Personal computing discussed
Moderators: renee, Steel, notfred
Fonbu wrote:I can test, like you said.
The adapters for reference are:
Realtek RTL8111G
Intel I211-AT
LostCat wrote:Fonbu wrote:I can test, like you said.
The adapters for reference are:
Realtek RTL8111G
Intel I211-AT
What's your goal here? The Intel is probably going to be worlds above the Realtek either way. The last wired Intel NIC I had was not that impressive, but the I211-AT should be solid.
And too much buffering can be more problem than solution, so there may be a good reason to leave it lower.
just brew it! wrote:Just make sure you use recent drivers (not the ones that came on the motherboard support CD, if any). Realtek seems to have a habit of releasing half-baked drivers, then fixing them later.
SuperSpy wrote:just brew it! wrote:Just make sure you use recent drivers (not the ones that came on the motherboard support CD, if any). Realtek seems to have a habit of releasing half-baked drivers, then fixing them later.
They also have a habit of just doing the first part and forgetting to do the second.
Fonbu wrote:I am just writing about Realtek Ethernet Controllers. It seems that a few of the adapters I have seen and checked the advanced settings, the transmit and receive buffers are set really low. As a example It is set at 128 on a Realtek PCIe Gigabit Onboard Controller, and an Intel onboard controller default is 512. And cannot go above 128 in the Realtek settings, unless someone knows a way around this?
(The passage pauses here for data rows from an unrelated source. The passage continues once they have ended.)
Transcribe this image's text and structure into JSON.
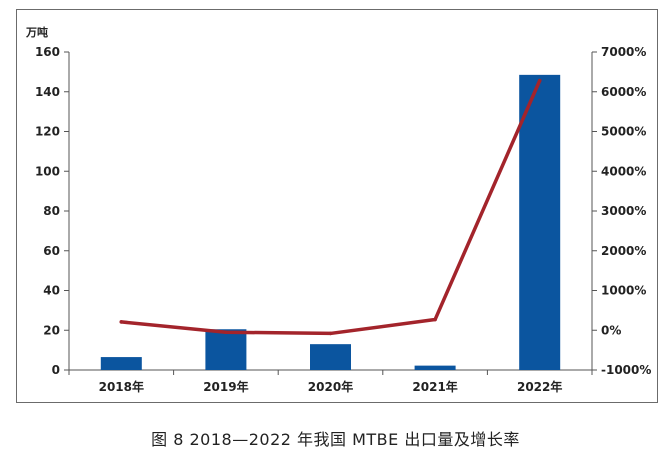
{
  "caption": "图 8  2018—2022 年我国 MTBE 出口量及增长率",
  "chart_data": {
    "type": "bar",
    "categories": [
      "2018年",
      "2019年",
      "2020年",
      "2021年",
      "2022年"
    ],
    "series": [
      {
        "values": [
          6.5,
          20.5,
          13,
          2.2,
          148.5
        ],
        "axis": "left",
        "kind": "bar",
        "color": "#0b559f"
      },
      {
        "values": [
          210,
          -50,
          -80,
          270,
          6280
        ],
        "axis": "right",
        "kind": "line",
        "color": "#a3242b"
      }
    ],
    "y_left": {
      "unit": "万吨",
      "ylim": [
        0,
        160
      ],
      "ticks": [
        0,
        20,
        40,
        60,
        80,
        100,
        120,
        140,
        160
      ]
    },
    "y_right": {
      "ylim": [
        -1000,
        7000
      ],
      "ticks": [
        "-1000%",
        "0%",
        "1000%",
        "2000%",
        "3000%",
        "4000%",
        "5000%",
        "6000%",
        "7000%"
      ]
    },
    "grid": false,
    "legend": "none"
  }
}
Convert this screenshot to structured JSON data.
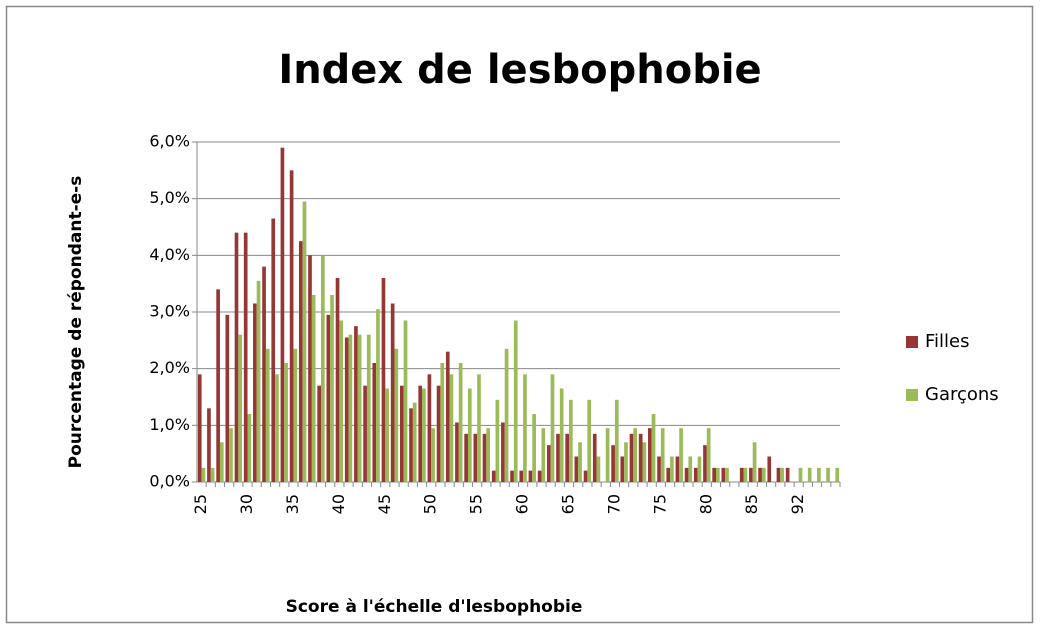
{
  "chart_data": {
    "type": "bar",
    "title": "Index de lesbophobie",
    "x_label": "Score à l'échelle d'lesbophobie",
    "y_label": "Pourcentage de répondant-e-s",
    "categories": [
      "25",
      null,
      null,
      null,
      null,
      "30",
      null,
      null,
      null,
      null,
      "35",
      null,
      null,
      null,
      null,
      "40",
      null,
      null,
      null,
      null,
      "45",
      null,
      null,
      null,
      null,
      "50",
      null,
      null,
      null,
      null,
      "55",
      null,
      null,
      null,
      null,
      "60",
      null,
      null,
      null,
      null,
      "65",
      null,
      null,
      null,
      null,
      "70",
      null,
      null,
      null,
      null,
      "75",
      null,
      null,
      null,
      null,
      "80",
      null,
      null,
      null,
      null,
      "85",
      null,
      null,
      null,
      null,
      "92",
      null,
      null,
      null,
      null
    ],
    "series": [
      {
        "name": "Filles",
        "color": "#953735",
        "values": [
          1.9,
          1.3,
          3.4,
          2.95,
          4.4,
          4.4,
          3.15,
          3.8,
          4.65,
          5.9,
          5.5,
          4.25,
          4.0,
          1.7,
          2.95,
          3.6,
          2.55,
          2.75,
          1.7,
          2.1,
          3.6,
          3.15,
          1.7,
          1.3,
          1.7,
          1.9,
          1.7,
          2.3,
          1.05,
          0.85,
          0.85,
          0.85,
          0.2,
          1.05,
          0.2,
          0.2,
          0.2,
          0.2,
          0.65,
          0.85,
          0.85,
          0.45,
          0.2,
          0.85,
          0,
          0.65,
          0.45,
          0.85,
          0.85,
          0.95,
          0.45,
          0.25,
          0.45,
          0.25,
          0.25,
          0.65,
          0.25,
          0.25,
          0,
          0.25,
          0.25,
          0.25,
          0.45,
          0.25,
          0.25,
          0,
          0,
          0,
          0,
          0
        ]
      },
      {
        "name": "Garçons",
        "color": "#9bbb59",
        "values": [
          0.25,
          0.25,
          0.7,
          0.95,
          2.6,
          1.2,
          3.55,
          2.35,
          1.9,
          2.1,
          2.35,
          4.95,
          3.3,
          4.0,
          3.3,
          2.85,
          2.6,
          2.6,
          2.6,
          3.05,
          1.65,
          2.35,
          2.85,
          1.4,
          1.65,
          0.95,
          2.1,
          1.9,
          2.1,
          1.65,
          1.9,
          0.95,
          1.45,
          2.35,
          2.85,
          1.9,
          1.2,
          0.95,
          1.9,
          1.65,
          1.45,
          0.7,
          1.45,
          0.45,
          0.95,
          1.45,
          0.7,
          0.95,
          0.7,
          1.2,
          0.95,
          0.45,
          0.95,
          0.45,
          0.45,
          0.95,
          0.25,
          0.25,
          0,
          0.25,
          0.7,
          0.25,
          0,
          0.25,
          0,
          0.25,
          0.25,
          0.25,
          0.25,
          0.25
        ]
      }
    ],
    "ylim": [
      0,
      6
    ],
    "yticks": [
      {
        "value": 0,
        "label": "0,0%"
      },
      {
        "value": 1,
        "label": "1,0%"
      },
      {
        "value": 2,
        "label": "2,0%"
      },
      {
        "value": 3,
        "label": "3,0%"
      },
      {
        "value": 4,
        "label": "4,0%"
      },
      {
        "value": 5,
        "label": "5,0%"
      },
      {
        "value": 6,
        "label": "6,0%"
      }
    ],
    "grid": true,
    "legend": "right"
  }
}
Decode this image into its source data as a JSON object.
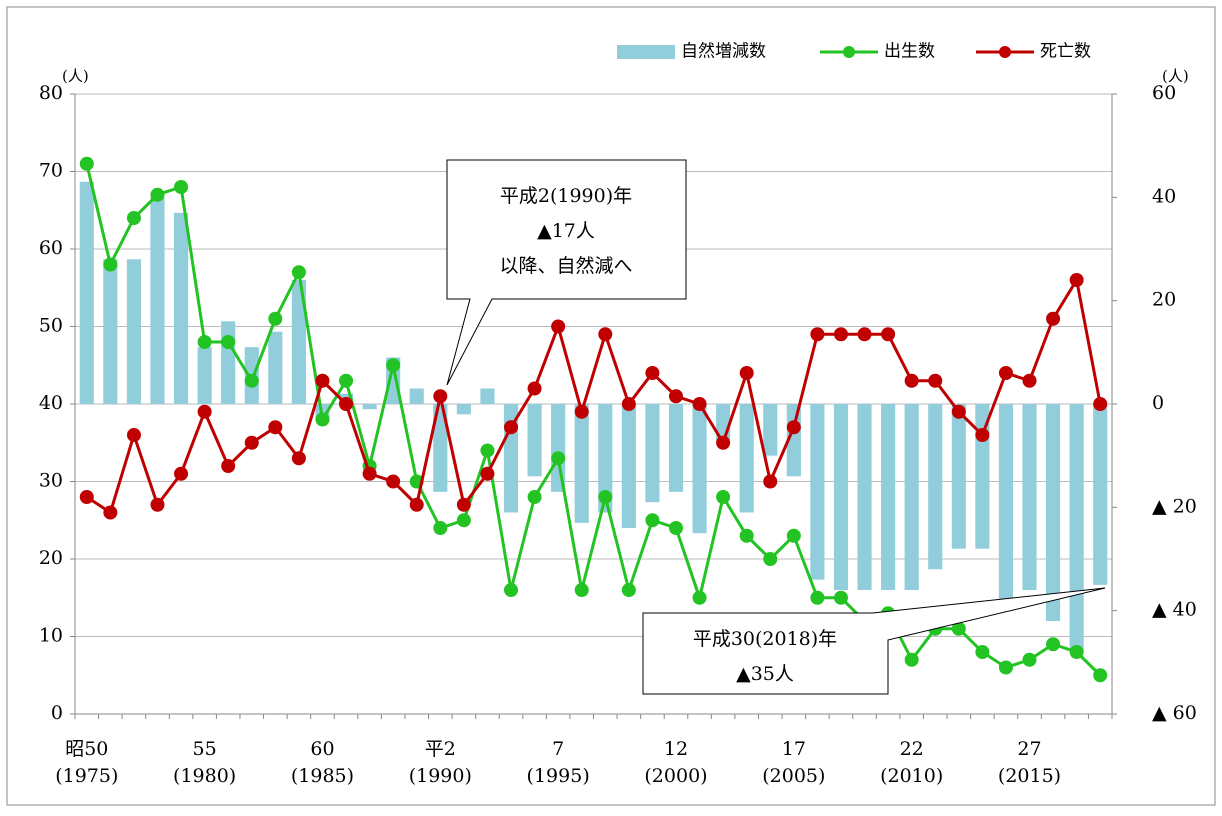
{
  "chart_data": {
    "type": "bar-line",
    "y_unit": "(人)",
    "y2_unit": "(人)",
    "categories": [
      "昭50\n(1975)",
      null,
      null,
      null,
      null,
      "55\n(1980)",
      null,
      null,
      null,
      null,
      "60\n(1985)",
      null,
      null,
      null,
      null,
      "平2\n(1990)",
      null,
      null,
      null,
      null,
      "7\n(1995)",
      null,
      null,
      null,
      null,
      "12\n(2000)",
      null,
      null,
      null,
      null,
      "17\n(2005)",
      null,
      null,
      null,
      null,
      "22\n(2010)",
      null,
      null,
      null,
      null,
      "27\n(2015)",
      null,
      null,
      null
    ],
    "series": [
      {
        "name": "自然増減数",
        "kind": "bar",
        "axis": "y2",
        "color": "#92cddc",
        "values": [
          43,
          28,
          28,
          40,
          37,
          11,
          16,
          11,
          14,
          24,
          -3,
          2,
          -1,
          9,
          3,
          -17,
          -2,
          3,
          -21,
          -14,
          -17,
          -23,
          -21,
          -24,
          -19,
          -17,
          -25,
          -7,
          -21,
          -10,
          -14,
          -34,
          -36,
          -36,
          -36,
          -36,
          -32,
          -28,
          -28,
          -38,
          -36,
          -42,
          -48,
          -35
        ]
      },
      {
        "name": "出生数",
        "kind": "line",
        "color": "#22c322",
        "values": [
          71,
          58,
          64,
          67,
          68,
          48,
          48,
          43,
          51,
          57,
          38,
          43,
          32,
          45,
          30,
          24,
          25,
          34,
          16,
          28,
          33,
          16,
          28,
          16,
          25,
          24,
          15,
          28,
          23,
          20,
          23,
          15,
          15,
          12,
          13,
          7,
          11,
          11,
          8,
          6,
          7,
          9,
          8,
          5
        ]
      },
      {
        "name": "死亡数",
        "kind": "line",
        "color": "#c00000",
        "values": [
          28,
          26,
          36,
          27,
          31,
          39,
          32,
          35,
          37,
          33,
          43,
          40,
          31,
          30,
          27,
          41,
          27,
          31,
          37,
          42,
          50,
          39,
          49,
          40,
          44,
          41,
          40,
          35,
          44,
          30,
          37,
          49,
          49,
          49,
          49,
          43,
          43,
          39,
          36,
          44,
          43,
          51,
          56,
          40
        ]
      }
    ],
    "ylim": [
      0,
      80
    ],
    "yticks": [
      0,
      10,
      20,
      30,
      40,
      50,
      60,
      70,
      80
    ],
    "y2lim": [
      -60,
      60
    ],
    "y2ticks": [
      {
        "value": -60,
        "label": "▲ 60"
      },
      {
        "value": -40,
        "label": "▲ 40"
      },
      {
        "value": -20,
        "label": "▲ 20"
      },
      0,
      20,
      40,
      60
    ],
    "grid": true,
    "legend": "top-right",
    "annotations": [
      {
        "lines": [
          "平成2(1990)年",
          "▲17人",
          "以降、自然減へ"
        ]
      },
      {
        "lines": [
          "平成30(2018)年",
          "▲35人"
        ]
      }
    ]
  }
}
Bauxite wrote:Friends don't let friends buy realtek.
Vhalidictes wrote:I'd love to see a motherboard without one that's less than $120. (In other words, if you want a motherboard you're getting RealTek whether you end up using it or not)
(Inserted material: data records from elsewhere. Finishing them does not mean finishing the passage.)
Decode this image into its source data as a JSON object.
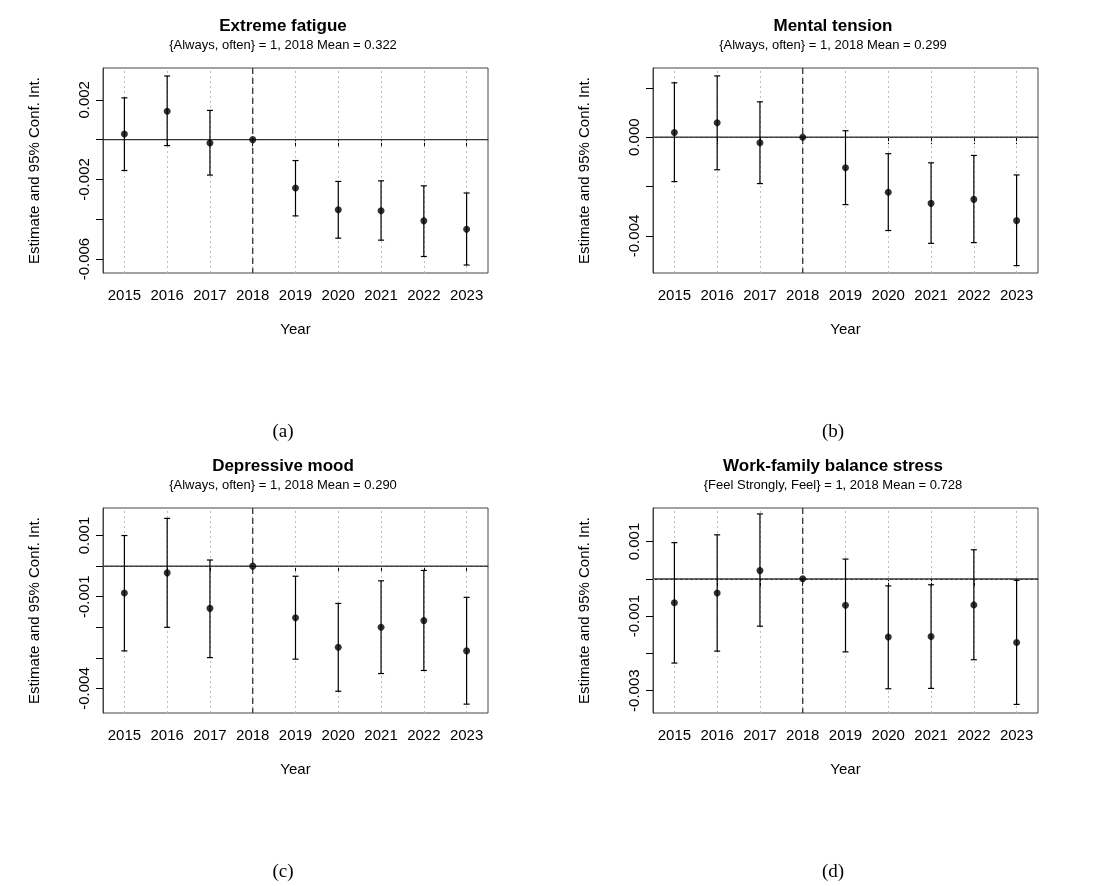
{
  "chart_data": [
    {
      "type": "scatter",
      "title": "Extreme fatigue",
      "subtitle": "{Always, often} = 1, 2018 Mean = 0.322",
      "xlabel": "Year",
      "ylabel": "Estimate and 95% Conf. Int.",
      "annotations": [
        "(a)"
      ],
      "categories": [
        "2015",
        "2016",
        "2017",
        "2018",
        "2019",
        "2020",
        "2021",
        "2022",
        "2023"
      ],
      "color": "#000000",
      "marker": "circle",
      "grid": true,
      "values": [
        0.00028,
        0.00143,
        -0.00017,
        0,
        -0.00243,
        -0.00352,
        -0.00357,
        -0.00408,
        -0.0045
      ],
      "errors": [
        [
          -0.00155,
          0.0021
        ],
        [
          -0.0003,
          0.0032
        ],
        [
          -0.00178,
          0.00147
        ],
        null,
        [
          -0.00383,
          -0.00105
        ],
        [
          -0.00495,
          -0.0021
        ],
        [
          -0.00505,
          -0.00207
        ],
        [
          -0.00587,
          -0.00232
        ],
        [
          -0.0063,
          -0.00268
        ]
      ],
      "ylim": [
        -0.0067,
        0.0036
      ],
      "yticks": [
        -0.006,
        {
          "value": -0.004,
          "label": null
        },
        -0.002,
        {
          "value": 0,
          "label": null
        },
        0.002
      ],
      "ref_lines": [
        {
          "axis": "y",
          "value": 0,
          "line_style": "solid",
          "color": "#333333"
        },
        {
          "axis": "x",
          "value": "2018",
          "line_style": "dashed",
          "color": "#333333"
        }
      ]
    },
    {
      "type": "scatter",
      "title": "Mental tension",
      "subtitle": "{Always, often} = 1, 2018 Mean = 0.299",
      "xlabel": "Year",
      "ylabel": "Estimate and 95% Conf. Int.",
      "annotations": [
        "(b)"
      ],
      "categories": [
        "2015",
        "2016",
        "2017",
        "2018",
        "2019",
        "2020",
        "2021",
        "2022",
        "2023"
      ],
      "color": "#000000",
      "marker": "circle",
      "grid": true,
      "values": [
        0.00019,
        0.00058,
        -0.00023,
        0,
        -0.00124,
        -0.00223,
        -0.00268,
        -0.00252,
        -0.00338
      ],
      "errors": [
        [
          -0.0018,
          0.0022
        ],
        [
          -0.00132,
          0.00248
        ],
        [
          -0.00188,
          0.00143
        ],
        null,
        [
          -0.00273,
          0.00026
        ],
        [
          -0.00378,
          -0.00067
        ],
        [
          -0.0043,
          -0.00104
        ],
        [
          -0.00427,
          -0.00074
        ],
        [
          -0.0052,
          -0.00153
        ]
      ],
      "ylim": [
        -0.0055,
        0.0028
      ],
      "yticks": [
        {
          "value": -0.004,
          "label": "-0.004"
        },
        {
          "value": -0.002,
          "label": null
        },
        {
          "value": 0,
          "label": "0.000"
        },
        {
          "value": 0.002,
          "label": null
        }
      ],
      "ref_lines": [
        {
          "axis": "y",
          "value": 0,
          "line_style": "solid",
          "color": "#333333"
        },
        {
          "axis": "x",
          "value": "2018",
          "line_style": "dashed",
          "color": "#333333"
        }
      ]
    },
    {
      "type": "scatter",
      "title": "Depressive mood",
      "subtitle": "{Always, often} = 1, 2018 Mean = 0.290",
      "xlabel": "Year",
      "ylabel": "Estimate and 95% Conf. Int.",
      "annotations": [
        "(c)"
      ],
      "categories": [
        "2015",
        "2016",
        "2017",
        "2018",
        "2019",
        "2020",
        "2021",
        "2022",
        "2023"
      ],
      "color": "#000000",
      "marker": "circle",
      "grid": true,
      "values": [
        -0.00088,
        -0.00022,
        -0.00138,
        0,
        -0.00169,
        -0.00265,
        -0.002,
        -0.00178,
        -0.00277
      ],
      "errors": [
        [
          -0.00277,
          0.001
        ],
        [
          -0.002,
          0.00156
        ],
        [
          -0.00299,
          0.0002
        ],
        null,
        [
          -0.00304,
          -0.00033
        ],
        [
          -0.00409,
          -0.00122
        ],
        [
          -0.00351,
          -0.00048
        ],
        [
          -0.00341,
          -0.00014
        ],
        [
          -0.00451,
          -0.00102
        ]
      ],
      "ylim": [
        -0.0048,
        0.0019
      ],
      "yticks": [
        -0.004,
        {
          "value": -0.003,
          "label": null
        },
        {
          "value": -0.002,
          "label": null
        },
        -0.001,
        {
          "value": 0,
          "label": null
        },
        0.001
      ],
      "ref_lines": [
        {
          "axis": "y",
          "value": 0,
          "line_style": "solid",
          "color": "#333333"
        },
        {
          "axis": "x",
          "value": "2018",
          "line_style": "dashed",
          "color": "#333333"
        }
      ]
    },
    {
      "type": "scatter",
      "title": "Work-family balance stress",
      "subtitle": "{Feel Strongly, Feel} = 1, 2018 Mean = 0.728",
      "xlabel": "Year",
      "ylabel": "Estimate and 95% Conf. Int.",
      "annotations": [
        "(d)"
      ],
      "categories": [
        "2015",
        "2016",
        "2017",
        "2018",
        "2019",
        "2020",
        "2021",
        "2022",
        "2023"
      ],
      "color": "#000000",
      "marker": "circle",
      "grid": true,
      "values": [
        -0.00064,
        -0.00038,
        0.00022,
        0,
        -0.00071,
        -0.00156,
        -0.00155,
        -0.0007,
        -0.00171
      ],
      "errors": [
        [
          -0.00226,
          0.00097
        ],
        [
          -0.00194,
          0.00118
        ],
        [
          -0.00127,
          0.00174
        ],
        null,
        [
          -0.00196,
          0.00053
        ],
        [
          -0.00295,
          -0.00019
        ],
        [
          -0.00294,
          -0.00016
        ],
        [
          -0.00217,
          0.00078
        ],
        [
          -0.00337,
          -4e-05
        ]
      ],
      "ylim": [
        -0.0036,
        0.0019
      ],
      "yticks": [
        -0.003,
        {
          "value": -0.002,
          "label": null
        },
        -0.001,
        {
          "value": 0,
          "label": null
        },
        0.001
      ],
      "ref_lines": [
        {
          "axis": "y",
          "value": 0,
          "line_style": "solid",
          "color": "#333333"
        },
        {
          "axis": "x",
          "value": "2018",
          "line_style": "dashed",
          "color": "#333333"
        }
      ]
    }
  ]
}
Vhalidictes wrote:It's probably a physical limit, not on the part of the computer, but in the RealTek controller itself. That said, a home desktop isn't going to need or want too big a buffer because that can add delay to network protocols as the network card holds onto outgoing and incoming packets until the buffer is full.
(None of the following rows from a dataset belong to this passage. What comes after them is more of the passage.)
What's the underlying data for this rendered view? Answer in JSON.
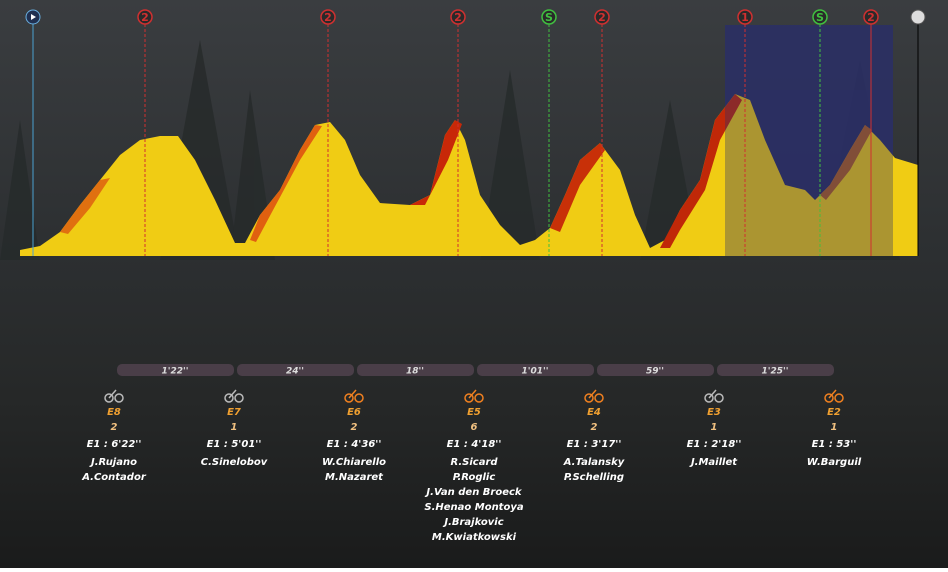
{
  "markers": [
    "2",
    "2",
    "2",
    "S",
    "2",
    "1",
    "S",
    "2"
  ],
  "gaps": [
    "1'22''",
    "24''",
    "18''",
    "1'01''",
    "59''",
    "1'25''"
  ],
  "groups": [
    {
      "id": "E8",
      "count": "2",
      "time": "E1 : 6'22''",
      "riders": [
        "J.Rujano",
        "A.Contador"
      ]
    },
    {
      "id": "E7",
      "count": "1",
      "time": "E1 : 5'01''",
      "riders": [
        "C.Sinelobov"
      ]
    },
    {
      "id": "E6",
      "count": "2",
      "time": "E1 : 4'36''",
      "riders": [
        "W.Chiarello",
        "M.Nazaret"
      ]
    },
    {
      "id": "E5",
      "count": "6",
      "time": "E1 : 4'18''",
      "riders": [
        "R.Sicard",
        "P.Roglic",
        "J.Van den Broeck",
        "S.Henao Montoya",
        "J.Brajkovic",
        "M.Kwiatkowski"
      ]
    },
    {
      "id": "E4",
      "count": "2",
      "time": "E1 : 3'17''",
      "riders": [
        "A.Talansky",
        "P.Schelling"
      ]
    },
    {
      "id": "E3",
      "count": "1",
      "time": "E1 : 2'18''",
      "riders": [
        "J.Maillet"
      ]
    },
    {
      "id": "E2",
      "count": "1",
      "time": "E1 : 53''",
      "riders": [
        "W.Barguil"
      ]
    }
  ]
}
TwistedKestrel wrote:Wireless NICs, on the other hand... they are *still* giving you reasons to go in there.
just brew it! wrote:Just make sure you use recent drivers (not the ones that came on the motherboard support CD, if any). Realtek seems to have a habit of releasing half-baked drivers, then fixing them later.
just brew it! wrote:SuperSpy wrote:just brew it! wrote:Just make sure you use recent drivers (not the ones that came on the motherboard support CD, if any). Realtek seems to have a habit of releasing half-baked drivers, then fixing them later.
They also have a habit of just doing the first part and forgetting to do the second.
IME they tend to get it mostly right... eventually. Of course, the fact that I tend to run Linux adds another wrinkle, especially for their WiFi stuff.
At least I don't need to build drivers from source for their wired NICs any more; back around 2010-2012 timeframe, the in-tree drivers they had contributed to the Linux kernel were completely worthless, and you had to play the "driver of the month club" game (download source tarball from their web site and build your own driver) to have any chance of getting a fast and reliable network connection.